1) [50 pts] A document describing how to use the runSQL program and the program does technically. The document should:

be targeted at an audience of IT-savvy users,
include instructions for all pre-requisite steps to get the program running,
describe all input configuration files, parameters etc.
describe what the program does
describe expected output and error conditions
include examples and illustrations
be at least 750 words long in size 12 fonts not including diagrams.

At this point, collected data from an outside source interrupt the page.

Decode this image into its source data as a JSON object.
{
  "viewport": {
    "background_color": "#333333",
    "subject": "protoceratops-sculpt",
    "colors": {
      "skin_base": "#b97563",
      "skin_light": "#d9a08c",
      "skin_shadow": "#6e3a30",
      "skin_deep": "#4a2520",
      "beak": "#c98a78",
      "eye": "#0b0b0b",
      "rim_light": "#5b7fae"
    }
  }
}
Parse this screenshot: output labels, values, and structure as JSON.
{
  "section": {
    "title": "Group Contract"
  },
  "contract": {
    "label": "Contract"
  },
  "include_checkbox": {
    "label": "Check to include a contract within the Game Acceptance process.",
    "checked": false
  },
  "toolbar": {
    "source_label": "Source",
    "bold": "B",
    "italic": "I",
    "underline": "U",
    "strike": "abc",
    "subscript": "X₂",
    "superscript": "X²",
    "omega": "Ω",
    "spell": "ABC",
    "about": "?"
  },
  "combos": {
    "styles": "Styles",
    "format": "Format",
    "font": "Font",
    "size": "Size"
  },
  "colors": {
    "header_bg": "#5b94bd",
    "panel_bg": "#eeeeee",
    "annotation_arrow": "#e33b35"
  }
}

2) [30 pts] Code, config files & scripts (runSQL.py, parDBd.py and dependencies). Submission of ANTLR grammar files is optional, but you must submit the generated files in order for your code to compile and run.

3) [20 pts] Testcases.

Submission Procedure

1) Submit all files to Laulima->Assignments

2) Schedule an appointment with the TA, so that can you can demo your code & testcases to the TA.

Sample Testcase Files

Example of test1-jane-1.pre (assume password for MySQL is XXXXXX)

#!/bin/bash

mysqladmin -u root -pXXXXXX drop lydb1
mysqladmin -u root -pXXXXXX create lydb1
mysql -u root -pXXXXXX lydb1 < test1-jane-1.pre.sql
mysql -u root -pXXXXXX lydb2 < test1-jane-1.pre.sql

Example of test1-jane-1.pre.sql

drop table XXTNXX;

Example of test1-jane-1.cfg

catalog.driver=com.mysql.jdbc.Driver
catalog.hostname=jdbc:mysql://localhost:3306/lydb1
catalog.username=root
catalog.passwd=XXXXXX

numnodes=2

node1.driver=com.mysql.jdbc.Driver
node1.hostname=jdbc:mysql://localhost:3306/lydb1
node1.username=root
node1.passwd=XXXXXX

node2.driver=com.mysql.jdbc.Driver
node2.hostname=jdbc:mysql://localhost:3306/lydb2
node2.username=root
node2.passwd=XXXXXX

Example of test1-jane-1.sql

create table XXTNXX (col1 int, col2 char(13), col3 decimal);

Example of test1-jane-1.post

#!/bin/bash

mysql -u root -pXXXXXX lydb1 < test1-jane-1.post.1.sql
mysql -u root -pXXXXXX lydb2 < test1-jane-1.post.1.sql
mysql -u root -pXXXXXX lydb1 < test1-jane-1.post.2.sql

Example of test1-jane-1.post.1.sql

select * from XXTNXX;

Example of test1-jane-1.post.2.sql

select nodedriver, nodeurl, nodeuser 
from dtables
where tname='XXTNXX';

You will need to generate an expected output file that you manually check to be correct.